Werte und Selbstwert, Freitag 12.1.2018, 14.15 Uhr
Referentin: Mag. Dr. Sonja Rinofner-Kreidl
Der Vortrag reflektiert die Bedeutung von Werten mit Bezug auf menschliches Handeln im Allgemeinen. Unserem Handeln liegen Werte zugrunde. Das macht den speziellen Charakter und die moralische Qualität dieses Handelns aus. Davon zu unterscheiden ist jedoch das explizit an Werten orientierte, d. h. auf Werte gerichtete Handeln. Drängt sich der Wertbezug zulasten des unmittelbaren Gegenstandsbezugs unseres Handelns in den Vordergrund, so birgt dies eine doppelte Gefahr: Zum einen kann die Aufmerksamkeit für die besonderen Anforderungen der Situation und des in dieser Situation wahrgenommenen Gegenstandes verloren gehen.
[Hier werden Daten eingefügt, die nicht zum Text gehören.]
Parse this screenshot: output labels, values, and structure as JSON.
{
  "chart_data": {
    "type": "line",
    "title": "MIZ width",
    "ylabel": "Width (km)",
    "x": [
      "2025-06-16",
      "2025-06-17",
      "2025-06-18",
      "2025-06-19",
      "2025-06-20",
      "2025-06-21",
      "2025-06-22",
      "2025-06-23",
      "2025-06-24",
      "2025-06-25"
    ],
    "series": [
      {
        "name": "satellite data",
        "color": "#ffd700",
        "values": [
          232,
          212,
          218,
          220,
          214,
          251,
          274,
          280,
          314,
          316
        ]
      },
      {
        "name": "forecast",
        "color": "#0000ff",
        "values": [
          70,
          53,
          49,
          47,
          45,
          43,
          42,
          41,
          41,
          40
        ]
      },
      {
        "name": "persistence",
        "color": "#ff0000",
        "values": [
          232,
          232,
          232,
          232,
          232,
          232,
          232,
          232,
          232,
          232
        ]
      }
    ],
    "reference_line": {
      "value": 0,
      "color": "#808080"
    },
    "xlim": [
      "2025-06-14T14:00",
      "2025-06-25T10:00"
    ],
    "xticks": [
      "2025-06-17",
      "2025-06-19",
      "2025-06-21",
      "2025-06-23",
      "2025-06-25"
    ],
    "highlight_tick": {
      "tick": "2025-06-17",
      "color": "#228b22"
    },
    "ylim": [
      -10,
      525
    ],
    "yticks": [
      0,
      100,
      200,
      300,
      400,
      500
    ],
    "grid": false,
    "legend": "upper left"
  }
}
Zum anderen kann unser Handeln – paradoxer Weise: aufgrund seiner nachdrücklichen Werteorientierung – pharisäerhaft erscheinen bzw. sich tatsächlich in ein nur dem Anschein nach gutes, in Wahrheit aber pharisäisches Handeln verwandeln. Ist das der Fall, führt werteorientiertes Handeln häufig zu sozialen Konflikten und zugleich zu einer Entfremdung der handelnden Person von sich selber. Diese möglichen Fehlentwicklungen erläutert der Vortrag anhand des Beispiels wohltätiger Handlungen, die gemeinhin als ebenso wertvoll und sozial stabilisierend gelten wie die Dankbarkeit derer, denen die fraglichen Handlungen zugute kommen.
Abschließend wird die Frage erörtert, wie Handelnde sich zu ihren Wertverpflichtungen verhalten sollen, um einerseits die skizzierten Fehlentwicklungen zu vermeiden und sich andererseits in einer gelingenden Balance zwischen abstrakter Werteorientierung und wertebasiertem, praktischem Tun zu halten. In diesem Zusammenhang wird zwischen einem schädlichen, falsch verstandenen Selbstbezug des Handelns (Egoismus) und einem für alle moralische Entwicklung unverzichtbaren, positiven Selbstbewusstsein wertebasierten Handelns (Selbstsorge) unterschieden und folgende These verteidigt: Moralisch gutes Handeln ist zwar niemals egoistisch, es ist aber ein Irrtum anzunehmen, dass es deshalb in jeder Hinsicht selbstlos sein müsste.